All good things eventually come to an end.
Before heading to the airport, we made time for one last bowl of boat noodles, which felt like the perfect final meal in Bangkok. After checking in, I made my usual rounds through the Star Alliance lounges. Thai Airways has a very nice lounge, but on this trip I thought the Singapore Airlines lounge easily had the better food.
One thing that immediately stood out was seeing a United plane parked at the gate. In all the times I have flown in and out of Bangkok, I had never done it on a U.S. carrier, so that felt unusual in the best possible way.
My flight included a stop in Hong Kong, and after landing I headed to the United Lounge. That lounge will probably always mean something to me, not because of anything especially glamorous, but because it reminds me of how much travel has changed.
In my early travel days, airport lounges felt very different. This was before the internet became part of every spare moment, before laptops were open on every table, and before everyone disappeared into a cell phone screen.
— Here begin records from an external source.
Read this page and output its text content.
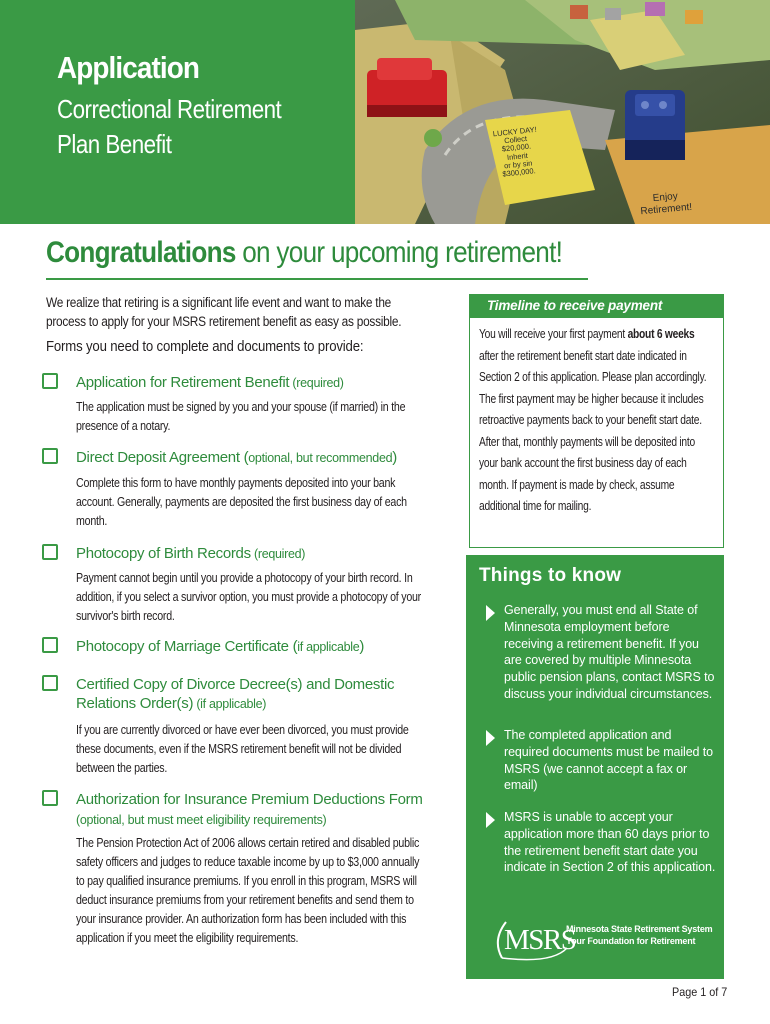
Application
Correctional Retirement Plan Benefit	LUCKY DAY!
Collect
$20,000.
Inherit
or by sin
$300,000.
Enjoy
Retirement!
Congratulations on your upcoming retirement!
We realize that retiring is a significant life event and want to make the process to apply for your MSRS retirement benefit as easy as possible.
Forms you need to complete and documents to provide:
Application for Retirement Benefit (required)
The application must be signed by you and your spouse (if married) in the presence of a notary.
Direct Deposit Agreement (optional, but recommended)
Complete this form to have monthly payments deposited into your bank account. Generally, payments are deposited the first business day of each month.
Photocopy of Birth Records (required)
Payment cannot begin until you provide a photocopy of your birth record. In addition, if you select a survivor option, you must provide a photocopy of your survivor's birth record.
Photocopy of Marriage Certificate (if applicable)
Certified Copy of Divorce Decree(s) and Domestic Relations Order(s) (if applicable)
If you are currently divorced or have ever been divorced, you must provide these documents, even if the MSRS retirement benefit will not be divided between the parties.
Authorization for Insurance Premium Deductions Form (optional, but must meet eligibility requirements)
The Pension Protection Act of 2006 allows certain retired and disabled public safety officers and judges to reduce taxable income by up to $3,000 annually to pay qualified insurance premiums. If you enroll in this program, MSRS will deduct insurance premiums from your retirement benefits and send them to your insurance provider. An authorization form has been included with this application if you meet the eligibility requirements.
Timeline to receive payment
You will receive your first payment about 6 weeks after the retirement benefit start date indicated in Section 2 of this application. Please plan accordingly. The first payment may be higher because it includes retroactive payments back to your benefit start date. After that, monthly payments will be deposited into your bank account the first business day of each month. If payment is made by check, assume additional time for mailing.
Things to know
Generally, you must end all State of Minnesota employment before receiving a retirement benefit. If you are covered by multiple Minnesota public pension plans, contact MSRS to discuss your individual circumstances.
The completed application and required documents must be mailed to MSRS (we cannot accept a fax or email)
MSRS is unable to accept your application more than 60 days prior to the retirement benefit start date you indicate in Section 2 of this application.
MSRS
Minnesota State Retirement System
Your Foundation for Retirement
Page 1 of 7
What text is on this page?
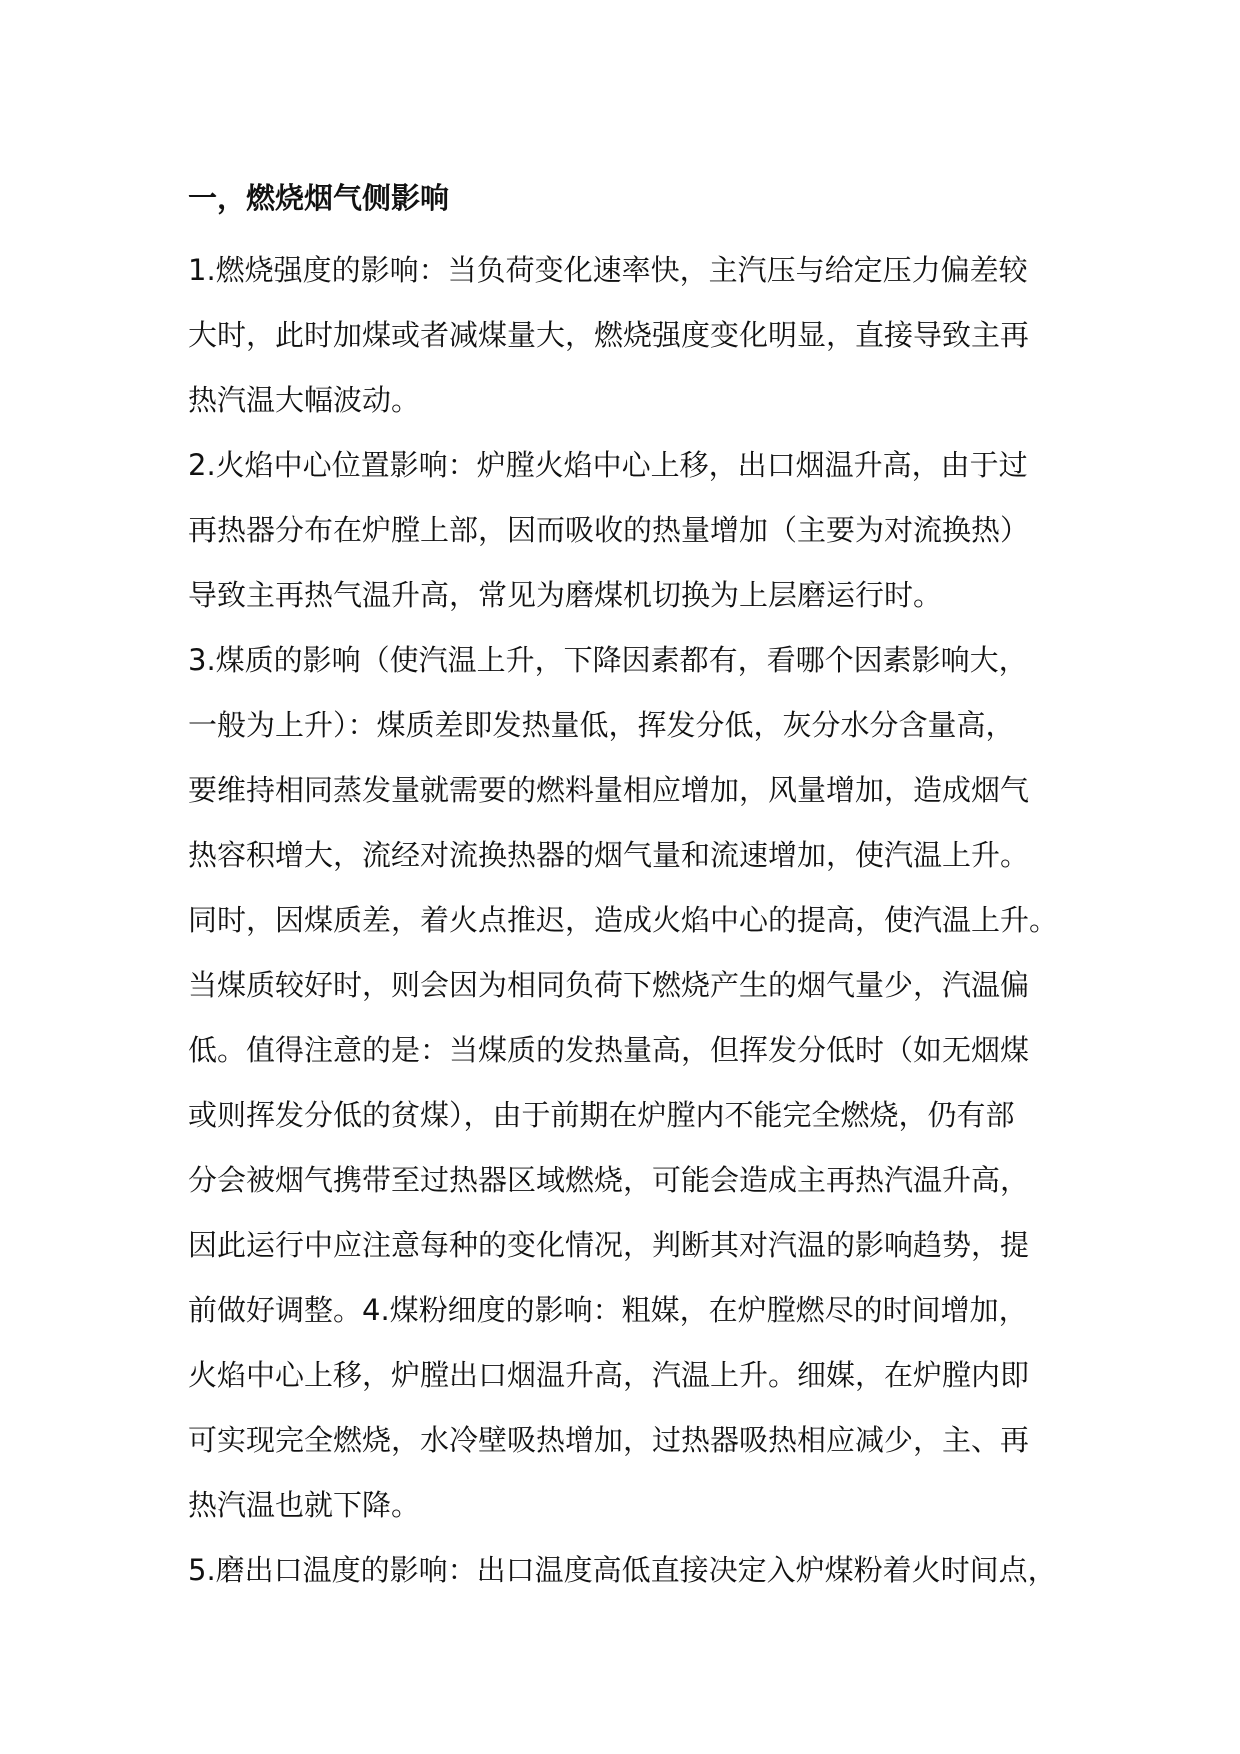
一，燃烧烟气侧影响

1.燃烧强度的影响：当负荷变化速率快，主汽压与给定压力偏差较

大时，此时加煤或者减煤量大，燃烧强度变化明显，直接导致主再

热汽温大幅波动。

2.火焰中心位置影响：炉膛火焰中心上移，出口烟温升高，由于过

再热器分布在炉膛上部，因而吸收的热量增加（主要为对流换热）

导致主再热气温升高，常见为磨煤机切换为上层磨运行时。

3.煤质的影响（使汽温上升，下降因素都有，看哪个因素影响大，

一般为上升）：煤质差即发热量低，挥发分低，灰分水分含量高，

要维持相同蒸发量就需要的燃料量相应增加，风量增加，造成烟气

热容积增大，流经对流换热器的烟气量和流速增加，使汽温上升。

同时，因煤质差，着火点推迟，造成火焰中心的提高，使汽温上升。

当煤质较好时，则会因为相同负荷下燃烧产生的烟气量少，汽温偏

低。值得注意的是：当煤质的发热量高，但挥发分低时（如无烟煤

或则挥发分低的贫煤），由于前期在炉膛内不能完全燃烧，仍有部

分会被烟气携带至过热器区域燃烧，可能会造成主再热汽温升高，

因此运行中应注意每种的变化情况，判断其对汽温的影响趋势，提

前做好调整。4.煤粉细度的影响：粗媒，在炉膛燃尽的时间增加，

火焰中心上移，炉膛出口烟温升高，汽温上升。细媒，在炉膛内即

可实现完全燃烧，水冷壁吸热增加，过热器吸热相应减少，主、再

热汽温也就下降。

5.磨出口温度的影响：出口温度高低直接决定入炉煤粉着火时间点，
Lounges were places where people actually talked to one another. You would ask someone where they were headed, whether they had been there before, and what they recommended. Stories were exchanged, advice was shared, and for a brief moment there was a sense of community among travelers passing through the same space.
One of my early jobs involved almost nonstop travel, so that road-warrior atmosphere became part of how I thought about airports and lounges. Later, I had jobs that required no travel at all, and I remember one of my first trips after that included a stop in Hong Kong with lounge access. I was genuinely excited, expecting to step back into that familiar world.
Instead, I walked into a room full of people staring at laptops and phones.
That was the moment it really hit me: an era had ended. Technology had transformed lounges from places of conversation into places of isolation. Everyone was still together physically, but in another sense they were somewhere else entirely. I remember feeling oddly disappointed. What I had imagined as a return to that old road-warrior experience turned out to be something very different.
Of course, technology has made travel easier in countless ways, and I am not pretending the old days were better in every respect. But there was something undeniably human about those pre-connected travel moments. For a brief time, lounges were not just places to wait for a flight — they were places where strangers compared notes, swapped stories, and made the in-between part of travel feel like part of the adventure.
Well at any rate – this adventure is coming to an end and I am homeward bound! I found myself thinking that it was nice to see a US based airline parked at my gate.